International currencies

Quantitative easing in the US, or more commonly known to the layman as “printing money” has sent the Aussie dollar soaring to a new record high against the greenback at US$1.0176. The currency was worth half a US dollar just nine years ago.

The Federal Reserve announced yesterday that it will pump a further US$600 billion into the US economy by buying Treasury bonds over the next few months. This move is in addition to some US$2.6 trillion already spent in trying to kickstart the waning US economy since the Global Financial Crisis.

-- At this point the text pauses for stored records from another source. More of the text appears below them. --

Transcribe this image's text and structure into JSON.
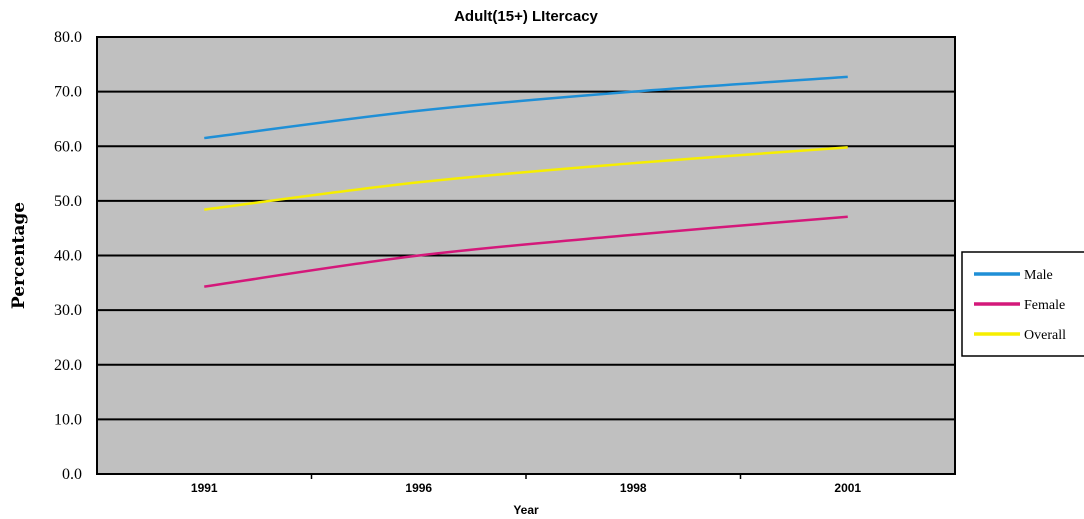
{
  "chart_data": {
    "type": "line",
    "title": "Adult(15+) LItercacy",
    "xlabel": "Year",
    "ylabel": "Percentage",
    "categories": [
      "1991",
      "1996",
      "1998",
      "2001"
    ],
    "ylim": [
      0,
      80
    ],
    "yticks": [
      "0.0",
      "10.0",
      "20.0",
      "30.0",
      "40.0",
      "50.0",
      "60.0",
      "70.0",
      "80.0"
    ],
    "grid": true,
    "legend": "right",
    "background": "#c0c0c0",
    "series": [
      {
        "name": "Male",
        "color": "#1f8fd6",
        "values": [
          61.5,
          66.5,
          70.0,
          72.7
        ]
      },
      {
        "name": "Female",
        "color": "#d4187a",
        "values": [
          34.3,
          40.0,
          43.8,
          47.1
        ]
      },
      {
        "name": "Overall",
        "color": "#f6ee00",
        "values": [
          48.4,
          53.4,
          56.9,
          59.8
        ]
      }
    ]
  }
}
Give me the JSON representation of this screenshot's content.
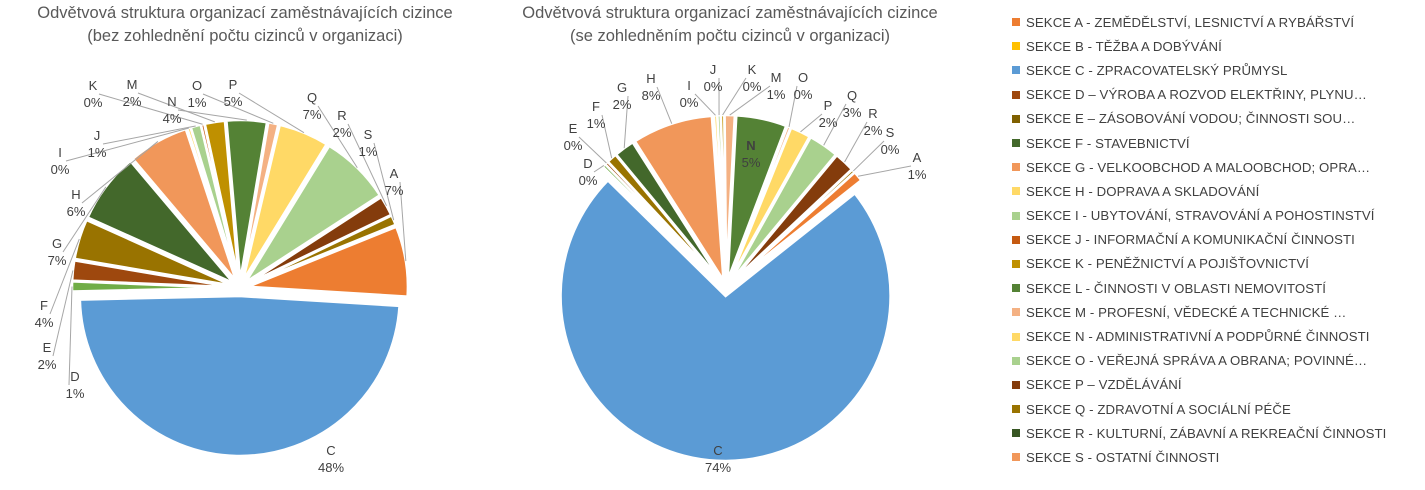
{
  "colors": {
    "A": "#ED7D31",
    "B": "#FFC000",
    "C": "#5B9BD5",
    "D": "#9E480E",
    "E": "#997300",
    "F": "#997300",
    "G": "#43682B",
    "H": "#F1975A",
    "I": "#A9D18E",
    "J": "#C55A11",
    "K": "#BF9000",
    "L": "#548235",
    "M": "#F4B183",
    "N": "#548235",
    "O": "#FFD966",
    "P": "#A9D18E",
    "Q": "#A9D18E",
    "R": "#843C0C",
    "S": "#7F6000"
  },
  "legend": [
    {
      "key": "A",
      "label": "SEKCE A - ZEMĚDĚLSTVÍ, LESNICTVÍ A RYBÁŘSTVÍ",
      "color": "#ED7D31"
    },
    {
      "key": "B",
      "label": "SEKCE B - TĚŽBA A DOBÝVÁNÍ",
      "color": "#FFC000"
    },
    {
      "key": "C",
      "label": "SEKCE C - ZPRACOVATELSKÝ PRŮMYSL",
      "color": "#5B9BD5"
    },
    {
      "key": "D",
      "label": "SEKCE D – VÝROBA A ROZVOD ELEKTŘINY, PLYNU…",
      "color": "#9E480E"
    },
    {
      "key": "E",
      "label": "SEKCE E – ZÁSOBOVÁNÍ VODOU; ČINNOSTI SOU…",
      "color": "#7F6000"
    },
    {
      "key": "F",
      "label": "SEKCE F - STAVEBNICTVÍ",
      "color": "#43682B"
    },
    {
      "key": "G",
      "label": "SEKCE G - VELKOOBCHOD A MALOOBCHOD; OPRA…",
      "color": "#F1975A"
    },
    {
      "key": "H",
      "label": "SEKCE H - DOPRAVA A SKLADOVÁNÍ",
      "color": "#FFD966"
    },
    {
      "key": "I",
      "label": "SEKCE I - UBYTOVÁNÍ, STRAVOVÁNÍ A POHOSTINSTVÍ",
      "color": "#A9D18E"
    },
    {
      "key": "J",
      "label": "SEKCE J - INFORMAČNÍ A KOMUNIKAČNÍ ČINNOSTI",
      "color": "#C55A11"
    },
    {
      "key": "K",
      "label": "SEKCE K - PENĚŽNICTVÍ A POJIŠŤOVNICTVÍ",
      "color": "#BF9000"
    },
    {
      "key": "L",
      "label": "SEKCE L - ČINNOSTI V OBLASTI NEMOVITOSTÍ",
      "color": "#548235"
    },
    {
      "key": "M",
      "label": "SEKCE M - PROFESNÍ, VĚDECKÉ A TECHNICKÉ …",
      "color": "#F4B183"
    },
    {
      "key": "N",
      "label": "SEKCE N - ADMINISTRATIVNÍ A PODPŮRNÉ ČINNOSTI",
      "color": "#FFD966"
    },
    {
      "key": "O",
      "label": "SEKCE O - VEŘEJNÁ SPRÁVA A OBRANA; POVINNÉ…",
      "color": "#A9D18E"
    },
    {
      "key": "P",
      "label": "SEKCE P – VZDĚLÁVÁNÍ",
      "color": "#843C0C"
    },
    {
      "key": "Q",
      "label": "SEKCE Q - ZDRAVOTNÍ A SOCIÁLNÍ PÉČE",
      "color": "#997300"
    },
    {
      "key": "R",
      "label": "SEKCE R - KULTURNÍ, ZÁBAVNÍ A REKREAČNÍ ČINNOSTI",
      "color": "#375623"
    },
    {
      "key": "S",
      "label": "SEKCE S - OSTATNÍ ČINNOSTI",
      "color": "#F1975A"
    }
  ],
  "chart_data": [
    {
      "type": "pie",
      "title": "Odvětvová struktura organizací zaměstnávajících cizince",
      "subtitle": "(bez zohlednění počtu cizinců v organizaci)",
      "slices": [
        {
          "label": "A",
          "value": 7,
          "display": "7%",
          "color": "#ED7D31"
        },
        {
          "label": "C",
          "value": 48,
          "display": "48%",
          "color": "#5B9BD5"
        },
        {
          "label": "D",
          "value": 1,
          "display": "1%",
          "color": "#70AD47"
        },
        {
          "label": "E",
          "value": 2,
          "display": "2%",
          "color": "#9E480E"
        },
        {
          "label": "F",
          "value": 4,
          "display": "4%",
          "color": "#997300"
        },
        {
          "label": "G",
          "value": 7,
          "display": "7%",
          "color": "#43682B"
        },
        {
          "label": "H",
          "value": 6,
          "display": "6%",
          "color": "#F1975A"
        },
        {
          "label": "I",
          "value": 0,
          "display": "0%",
          "color": "#FFD966"
        },
        {
          "label": "J",
          "value": 1,
          "display": "1%",
          "color": "#A9D18E"
        },
        {
          "label": "K",
          "value": 0,
          "display": "0%",
          "color": "#C55A11"
        },
        {
          "label": "M",
          "value": 2,
          "display": "2%",
          "color": "#BF9000"
        },
        {
          "label": "N",
          "value": 4,
          "display": "4%",
          "color": "#548235"
        },
        {
          "label": "O",
          "value": 1,
          "display": "1%",
          "color": "#F4B183"
        },
        {
          "label": "P",
          "value": 5,
          "display": "5%",
          "color": "#FFD966"
        },
        {
          "label": "Q",
          "value": 7,
          "display": "7%",
          "color": "#A9D18E"
        },
        {
          "label": "R",
          "value": 2,
          "display": "2%",
          "color": "#843C0C"
        },
        {
          "label": "S",
          "value": 1,
          "display": "1%",
          "color": "#997300"
        }
      ]
    },
    {
      "type": "pie",
      "title": "Odvětvová struktura organizací zaměstnávajících cizince",
      "subtitle": "(se zohledněním počtu cizinců v organizaci)",
      "slices": [
        {
          "label": "A",
          "value": 1,
          "display": "1%",
          "color": "#ED7D31"
        },
        {
          "label": "C",
          "value": 74,
          "display": "74%",
          "color": "#5B9BD5"
        },
        {
          "label": "D",
          "value": 0,
          "display": "0%",
          "color": "#70AD47"
        },
        {
          "label": "E",
          "value": 0,
          "display": "0%",
          "color": "#9E480E"
        },
        {
          "label": "F",
          "value": 1,
          "display": "1%",
          "color": "#997300"
        },
        {
          "label": "G",
          "value": 2,
          "display": "2%",
          "color": "#43682B"
        },
        {
          "label": "H",
          "value": 8,
          "display": "8%",
          "color": "#F1975A"
        },
        {
          "label": "I",
          "value": 0,
          "display": "0%",
          "color": "#FFD966"
        },
        {
          "label": "J",
          "value": 0,
          "display": "0%",
          "color": "#A9D18E"
        },
        {
          "label": "K",
          "value": 0,
          "display": "0%",
          "color": "#BF9000"
        },
        {
          "label": "M",
          "value": 1,
          "display": "1%",
          "color": "#F4B183"
        },
        {
          "label": "N",
          "value": 5,
          "display": "5%",
          "color": "#548235"
        },
        {
          "label": "O",
          "value": 0,
          "display": "0%",
          "color": "#F4B183"
        },
        {
          "label": "P",
          "value": 2,
          "display": "2%",
          "color": "#FFD966"
        },
        {
          "label": "Q",
          "value": 3,
          "display": "3%",
          "color": "#A9D18E"
        },
        {
          "label": "R",
          "value": 2,
          "display": "2%",
          "color": "#843C0C"
        },
        {
          "label": "S",
          "value": 0,
          "display": "0%",
          "color": "#997300"
        }
      ]
    }
  ]
}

Interest rates in the US are already close to zero percent which is a similar situation to most countries in the developed world. As the Australian economy continues to strengthen on the back of strong trading with its majors partners in China and India, The Reserve Bank of Australia took the conservative move on Tuesday 2 November 2010 to increase its cash rate by a further 25 basis points, its first since May 2010 and its seventh since September 2010, bring the official cash rate to 4.75%. The RBA said key factors affecting this prudent measure included:

  • The global economy grew faster than trend in the year to June 2010
  • Expectations of a slowing Chinese economy have lessened recently
  • Most commodity prices have firmed after earlier falls during the year
  • Demand for labour has continued to firm and envisaged further strengthening based on trends in job vacancies.
  • The terms of trade are at their highest levels since the early 1950s and is reflected by the strong exchange rate

HSBC said emerging markets and commodity exporters such as Australia are opting for “quantitative tightening” to offset the effects of quantitative easing in the US, which is causing a flood of money to flow into faster growing economies.

Meanwhile, India’s central bank has also tightened monetary policy by raising interest rates by 25 basis points to 6.25%. It has imposed draconian housing curbs to reduce “excessive leveraging” and prick the bubble, limiting mortgages to 80% of property values.